Our 100% security guarantee for our customers and solutions
We are big on data privacy for our customers, any information we collect will be stored and processed within countries that comply with GDPR. All data transfer between the user’s browser and the user’s site happens securely via HTTPS.
We are secure by Vanta, Vanta helps with our continued compliance monitoring. We employ end to end vulnerability checks during our coding and development process. Every product undergoes an internal compliance process to ensure 100% security.
Move Work Forward is a platinum marketplace partner and we uphold Atlassian's security guidelines throughout our product development and operations process.
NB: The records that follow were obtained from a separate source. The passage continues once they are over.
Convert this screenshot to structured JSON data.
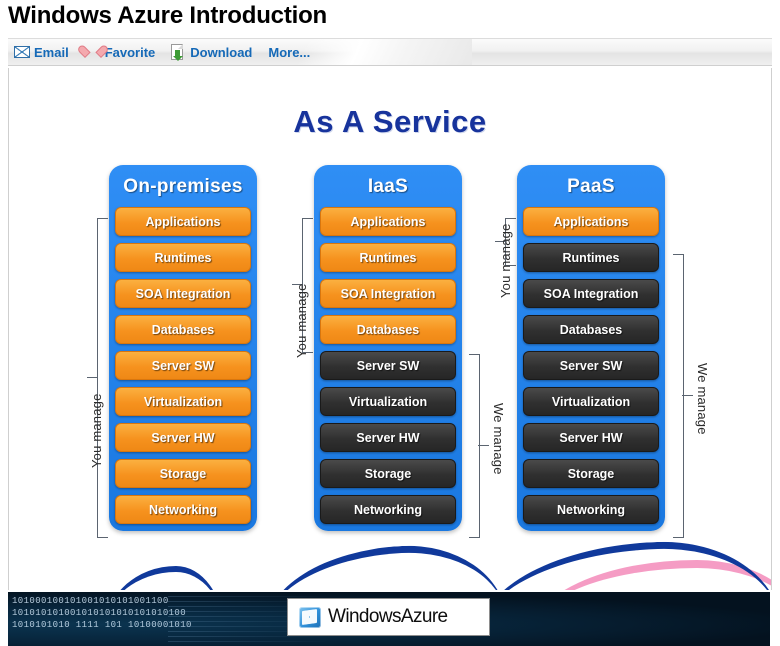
{
  "page": {
    "title": "Windows Azure Introduction"
  },
  "toolbar": {
    "items": [
      {
        "label": "Email",
        "icon": "envelope-icon"
      },
      {
        "label": "Favorite",
        "icon": "heart-icon"
      },
      {
        "label": "Download",
        "icon": "download-icon"
      },
      {
        "label": "More...",
        "icon": "none"
      }
    ]
  },
  "viewer": {
    "cursor_icon": "pointing-hand-cursor",
    "cursor_glyph": "☞"
  },
  "slide": {
    "title": "As A Service",
    "columns": [
      {
        "id": "on-premises",
        "heading": "On-premises",
        "layers": [
          {
            "label": "Applications",
            "style": "orange"
          },
          {
            "label": "Runtimes",
            "style": "orange"
          },
          {
            "label": "SOA Integration",
            "style": "orange"
          },
          {
            "label": "Databases",
            "style": "orange"
          },
          {
            "label": "Server SW",
            "style": "orange"
          },
          {
            "label": "Virtualization",
            "style": "orange"
          },
          {
            "label": "Server HW",
            "style": "orange"
          },
          {
            "label": "Storage",
            "style": "orange"
          },
          {
            "label": "Networking",
            "style": "orange"
          }
        ]
      },
      {
        "id": "iaas",
        "heading": "IaaS",
        "layers": [
          {
            "label": "Applications",
            "style": "orange"
          },
          {
            "label": "Runtimes",
            "style": "orange"
          },
          {
            "label": "SOA Integration",
            "style": "orange"
          },
          {
            "label": "Databases",
            "style": "orange"
          },
          {
            "label": "Server SW",
            "style": "dark"
          },
          {
            "label": "Virtualization",
            "style": "dark"
          },
          {
            "label": "Server HW",
            "style": "dark"
          },
          {
            "label": "Storage",
            "style": "dark"
          },
          {
            "label": "Networking",
            "style": "dark"
          }
        ]
      },
      {
        "id": "paas",
        "heading": "PaaS",
        "layers": [
          {
            "label": "Applications",
            "style": "orange"
          },
          {
            "label": "Runtimes",
            "style": "dark"
          },
          {
            "label": "SOA Integration",
            "style": "dark"
          },
          {
            "label": "Databases",
            "style": "dark"
          },
          {
            "label": "Server SW",
            "style": "dark"
          },
          {
            "label": "Virtualization",
            "style": "dark"
          },
          {
            "label": "Server HW",
            "style": "dark"
          },
          {
            "label": "Storage",
            "style": "dark"
          },
          {
            "label": "Networking",
            "style": "dark"
          }
        ]
      }
    ],
    "annotations": {
      "onprem_you_manage": "You manage",
      "iaas_you_manage": "You manage",
      "iaas_we_manage": "We manage",
      "paas_you_manage": "You manage",
      "paas_we_manage": "We manage"
    },
    "colors": {
      "column_blue": "#1f7fea",
      "layer_orange": "#f6921e",
      "layer_dark": "#303030",
      "title_blue": "#17339c",
      "wave_blue": "#10399b",
      "wave_pink": "#f59cc4"
    }
  },
  "footer": {
    "binary_art": "101000100101001010101001100\n101010101001010101010101010100\n1010101010 1111 101 10100001010",
    "logo": {
      "icon": "windows-flag-icon",
      "word_1": "Windows",
      "word_2": "Azure"
    }
  }
}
We have an AWS security specialist on the team, we also employ the lastest and best practises for infrastructure access. All our are tools are multiple factor authenticated and only access by team members on a need to know basis.
All datastores with customer data, in addition to S3 buckets, are encrypted at rest. Sensitive collections and tables also use row-level encryption.
This means the data is encrypted even before it hits the database so that neither physical access, nor logical access to the database, is enough to read the most sensitive information.
We use TLS 1.2 or higher everywhere data is transmitted over potentially insecure networks. We also use features such as HSTS (HTTP Strict Transport Security) to maximize the security of our data in transit. Server TLS keys and certificates are managed by AWS and deployed via Application Load Balancers.
Encryption keys are managed via AWS Key Management System (KMS). KMS stores key material in Hardware Security Modules (HSMs), which prevents direct access by any individuals, including employees of Amazon and Vanta. The keys stored in HSMs are used for encryption and decryption via Amazon’s KMS APIs.
Application secrets are encrypted and stored securely via AWS Secrets Manager and Parameter Store, and access to these values is strictly limited.
We take our customers security seriously and take all the steps to delivered secure solutions even from the beginning of the development process.
Team members pull stories from the backlog as capacity allows. Typically their first step is to write tests to assert the behaviour we expect. From there they will write code to make tests pass, and then refactor as needed.
When a team member is ready for code review they add two of their colleagues to a pull request. Their colleagues review the code for consistency, sanity, and against the acceptance criteria of the user story.
During the code review process we begin user acceptance testing of the functionality in the host product. At this point we're trying to ensure that what we deliver makes sense from a customers perspective. This often turns up UI/UX improvements for the story which are then subsequently included in the pull request.
Once the pull request has been approved the development branch is merged into our master branch where we do final user acceptance testing before merging to release branch and releasing the packages.